Saturday, July 07, 2007

C. S. Lewis's Space Trilogy

I found my wife's old copy of Out of the Silent Planet,when I was looking for another book. So I read it, and purchased the other two books in his space trilogy, Perelandra, and That Hideous Strength.

I will confess from the start that I am not a huge fan of Lewis's. I find him to be a somewhat uneven writer.

To be sure, I adore The Voyage of the Dawn Treader. I about fell out of my chair laughing when I read the opening of the book:

"There was a boy called Eustace Clarence Scrubb, and he almost deserved it. His parents called him Eustace Clarence and masters called him Scrubb. I can't tell you how his friends spoke to him for he had none. He didn't call his Father and Mother 'Father' and 'Mother,' but Harold and Alberta. They were very up-to-date and advanced people. They were vegetarians, non-smokers and tee-totallers, and wore a special kinds of underclothes. In their house they were very little furniture and very few clothes on beds and the windows were always open.

"Eustace Clarence liked animals, especially beetles, if they were dead and pinned on a card. He liked books if they were books of information and had pictures of grain elevators or of fat foreign children doing exercises in model schools."

The Lion, the Witch and the Wardrobe is very good as well, and I enjoyed Prince Caspian a lot also.

I must confess, however, that I thought the stories in the other books in the Narnia series a bit clunky and the characters a bit one dimensional.

In Lewis's space trilogy, without a doubt my favorite is the last, That Hideous Strength. I cared about Jane and Mark (more on that below), and thought the fantasy elements pretty well integrated with the rest of the story.

My least favorite of the trilogy was the second book, Perelandra. At about one-third through the story, if not earlier, the upshot of the story was pretty obvious, and I kept wishing that Lewis would speed up the tempo and get it over with. I thought the plot provided a pretty heavy-handed treatment of the themes.

I thought Out of the Silent Planet was a more than passable work of fantasy.

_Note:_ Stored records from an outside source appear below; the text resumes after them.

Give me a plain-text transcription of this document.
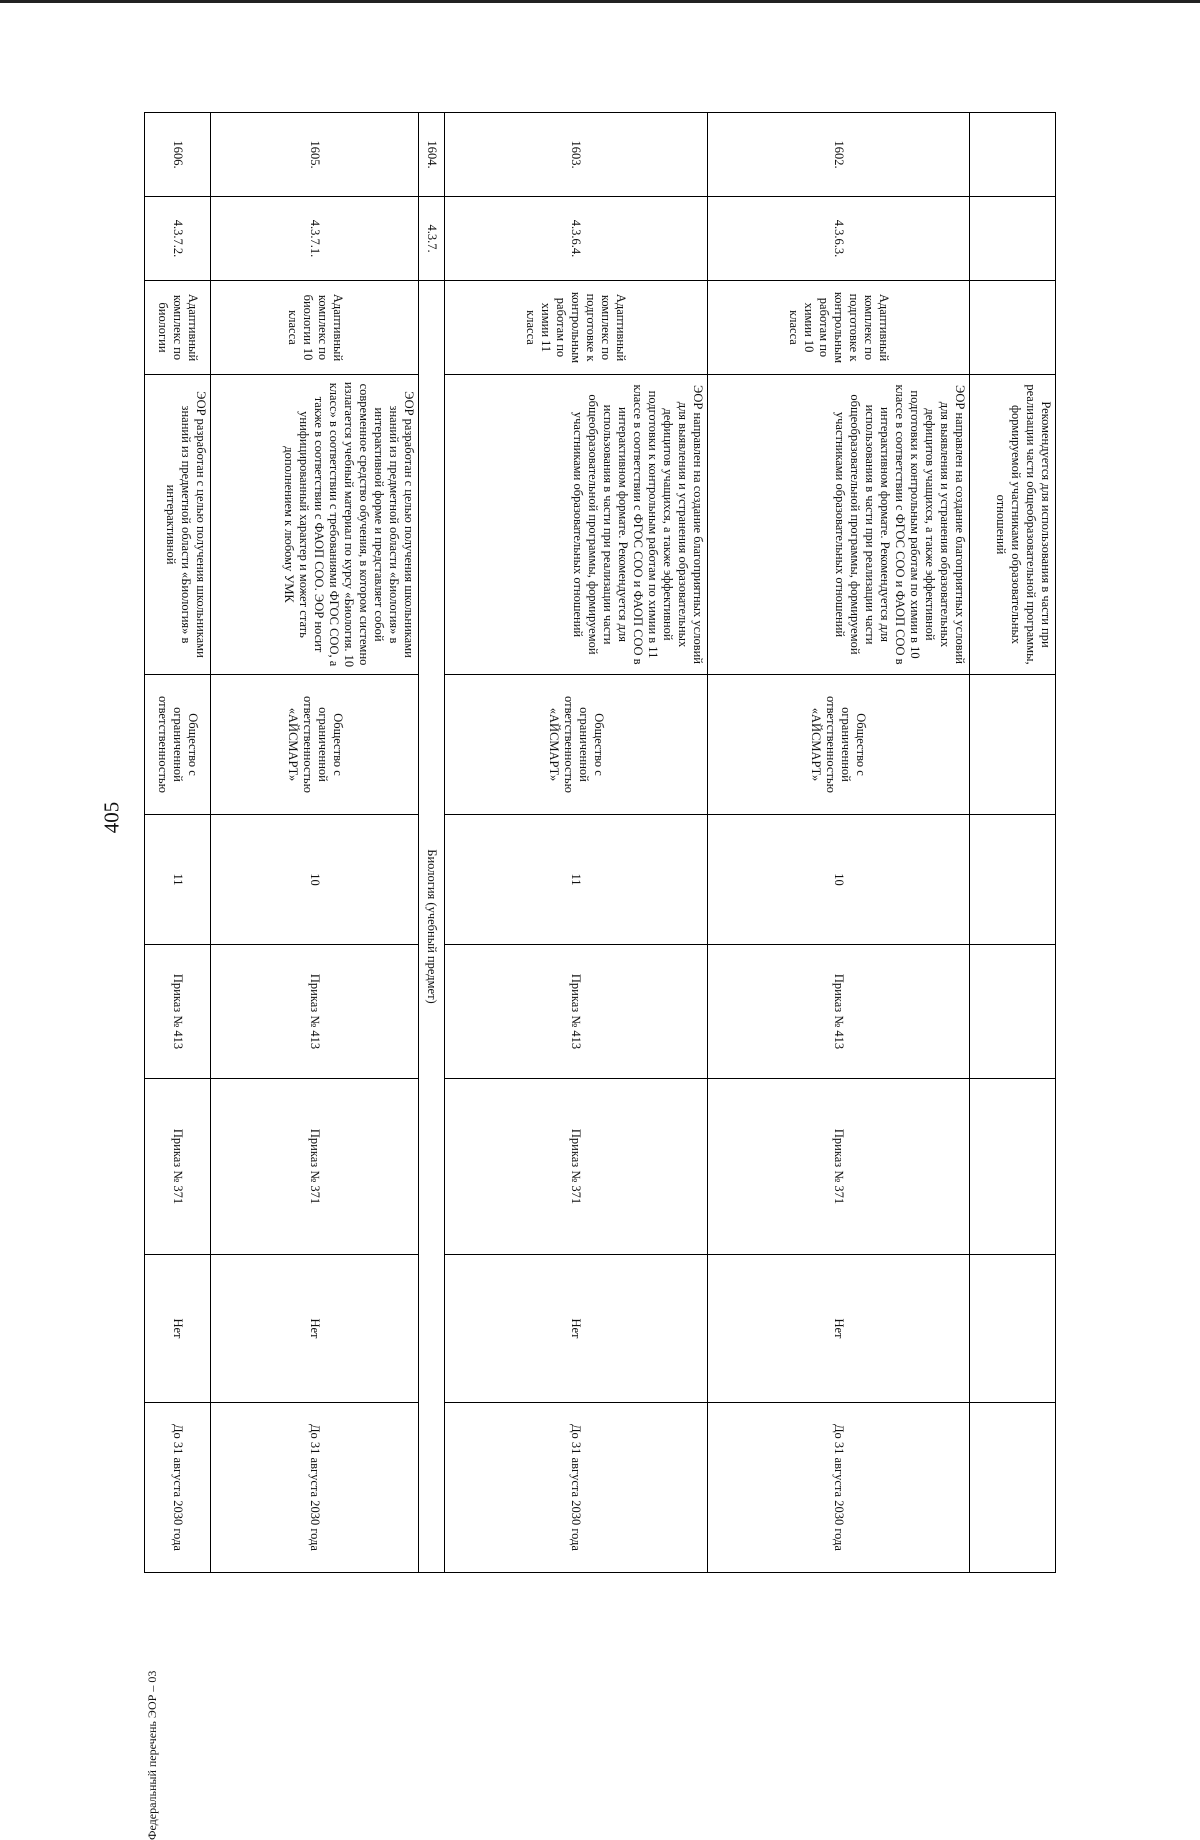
405
Федеральный перечень ЭОР – 03
			Рекомендуется для использования в части при реализации части общеобразовательной программы, формируемой участниками образовательных отношений						
1602.	4.3.6.3.	Адаптивный комплекс по подготовке к контрольным работам по химии 10 класса	ЭОР направлен на создание благоприятных условий для выявления и устранения образовательных дефицитов учащихся, а также эффективной подготовки к контрольным работам по химии в 10 классе в соответствии с ФГОС СОО и ФАОП СОО в интерактивном формате. Рекомендуется для использования в части при реализации части общеобразовательной программы, формируемой участниками образовательных отношений	Общество с ограниченной ответственностью «АЙСМАРТ»	10	Приказ № 413	Приказ № 371	Нет	До 31 августа 2030 года
1603.	4.3.6.4.	Адаптивный комплекс по подготовке к контрольным работам по химии 11 класса	ЭОР направлен на создание благоприятных условий для выявления и устранения образовательных дефицитов учащихся, а также эффективной подготовки к контрольным работам по химии в 11 классе в соответствии с ФГОС СОО и ФАОП СОО в интерактивном формате. Рекомендуется для использования в части при реализации части общеобразовательной программы, формируемой участниками образовательных отношений	Общество с ограниченной ответственностью «АЙСМАРТ»	11	Приказ № 413	Приказ № 371	Нет	До 31 августа 2030 года
1604.	4.3.7.	Биология (учебный предмет)							
1605.	4.3.7.1.	Адаптивный комплекс по биологии 10 класса	ЭОР разработан с целью получения школьниками знаний из предметной области «Биология» в интерактивной форме и представляет собой современное средство обучения, в котором системно излагается учебный материал по курсу «Биология. 10 класс» в соответствии с требованиями ФГОС СОО, а также в соответствии с ФАОП СОО. ЭОР носит унифицированный характер и может стать дополнением к любому УМК	Общество с ограниченной ответственностью «АЙСМАРТ»	10	Приказ № 413	Приказ № 371	Нет	До 31 августа 2030 года
1606.	4.3.7.2.	Адаптивный комплекс по биологии	ЭОР разработан с целью получения школьниками знаний из предметной области «Биология» в интерактивной	Общество с ограниченной ответственностью	11	Приказ № 413	Приказ № 371	Нет	До 31 августа 2030 года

The relationship between husband and wife, and gender relationships more generally, receives sustained attention in That Hideous Strength. Lewis builds in echos of Ephesians 5, and raises the topic in other ways as well. I think it would be a fun book to read as part of an (open-minded) book-reading group of husbands and wives. So That Hideous Strength goes on a rather short list of fiction that treats the wisdom of modern gender relations as an open question. In that sense, this book goes next to Henry James' The Bostonians, which is also remarkable for portraying the seeming "naturalness" of male headship.


Blogger CPA said...

They're favorites of mine too, and I feel exactly the same:

Out of the Silent Planet: 4 stars
Perelandra: 3 stars or maybe even 2
That Hideous Strength: 5 stars
(the part in that Hideous Strength where the tramp is involved and the confusing of tongues: 6 to 7 stars!!)